Tomás quer ser gentil quando diz que ele “devia experimentar a vitela”, e que “a vitela aqui é sempre boa”, mas sua gentileza não consegue superar o código que Witold construiu em torno da sua própria alimentação, já que há uma pronta e bem definida, embora educada, rejeição. Tomás entende e não insiste. Ele aceita a diferença que constitui o código de Witold.
A “vitela” (o bezerro no prato), referenciada na esfera material do abstrato, e como se sua gênese fosse o próprio pedaço de carne, traz o apagamento do animal bovino em sua forma tão jovem, que reflete o limiar da própria vida. Ele existe e ao mesmo tempo não existe. É vitela e ao mesmo tempo não é. Passa a ser pensado e normalizado pela sua condição de não ser (o pedaço de carne) e não de ser (a vida que já não é). Disso vem o enaltecimento de Tomás.

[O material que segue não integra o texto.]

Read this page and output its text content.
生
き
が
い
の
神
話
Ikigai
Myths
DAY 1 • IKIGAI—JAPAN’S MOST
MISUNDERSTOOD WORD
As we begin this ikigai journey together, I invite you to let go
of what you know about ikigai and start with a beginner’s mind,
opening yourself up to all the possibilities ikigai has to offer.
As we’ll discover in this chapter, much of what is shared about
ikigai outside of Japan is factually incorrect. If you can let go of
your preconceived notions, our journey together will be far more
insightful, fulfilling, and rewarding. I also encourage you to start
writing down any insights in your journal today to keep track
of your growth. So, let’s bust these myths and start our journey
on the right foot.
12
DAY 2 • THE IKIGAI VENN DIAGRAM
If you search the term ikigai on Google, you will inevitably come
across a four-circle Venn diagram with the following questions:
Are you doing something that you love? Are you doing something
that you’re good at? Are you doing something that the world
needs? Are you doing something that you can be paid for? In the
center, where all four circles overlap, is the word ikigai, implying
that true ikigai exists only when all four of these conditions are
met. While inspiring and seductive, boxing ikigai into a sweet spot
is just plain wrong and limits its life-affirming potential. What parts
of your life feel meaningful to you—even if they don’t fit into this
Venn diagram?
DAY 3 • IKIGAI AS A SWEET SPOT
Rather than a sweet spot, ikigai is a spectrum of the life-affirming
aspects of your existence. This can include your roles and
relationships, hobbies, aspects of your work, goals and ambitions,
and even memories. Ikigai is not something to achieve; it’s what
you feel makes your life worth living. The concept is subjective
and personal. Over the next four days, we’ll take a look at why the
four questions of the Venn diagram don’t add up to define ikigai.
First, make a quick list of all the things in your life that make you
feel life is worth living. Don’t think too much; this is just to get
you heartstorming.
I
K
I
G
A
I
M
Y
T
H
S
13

A sensibilidade para a música é celebrada numa mesa onde se evoca, não refletidamente, a insensibilidade pela vida não humana, porque é impensada dessa forma, como “vida”, como derivada de tudo que é interesse e que a reflete; e com uma construção de gentileza que tem em si a sua própria contradição.
Mais tarde, Coetzee descreve a experiência de Beatriz (que também participou do jantar com Witold e foi quem o recepcionou em seu concerto) fora da esfera material do abstrato, quando diz que ela certamente tem o direito de saber se as horas que passa ouvindo pacientemente o tilintar de teclas de piano ou raspar de crina de cavalo nas cordas de tripa quando poderia estar alimentando os pobres, não são horas perdidas, mas fazem parte de um plano mais grandioso, mais rico.
A referência à crina equina e às cordas baseadas em tripa de carneiro surge em um momento de conflito existencial em que a materialidade daquilo que é arrancado de outro ser (cavalo, carneiro), é pensado dessa forma como resultado da própria profundidade que entra em conflito com a percepção que antagoniza o que está somente na superfície.
Assim, a profundidade da própria condição humana em conflito (Beatriz vive esse conflito) surge também desvelando, nesse exemplo, o que sobre o animal não humano é também apagado – o que leva à constatação não mais de apenas “instrumento” ou “corda”, mas também de “crina” e de “tripa”, que são indissociáveis de violência mesmo quando não são as motivações primeiras dessa violência.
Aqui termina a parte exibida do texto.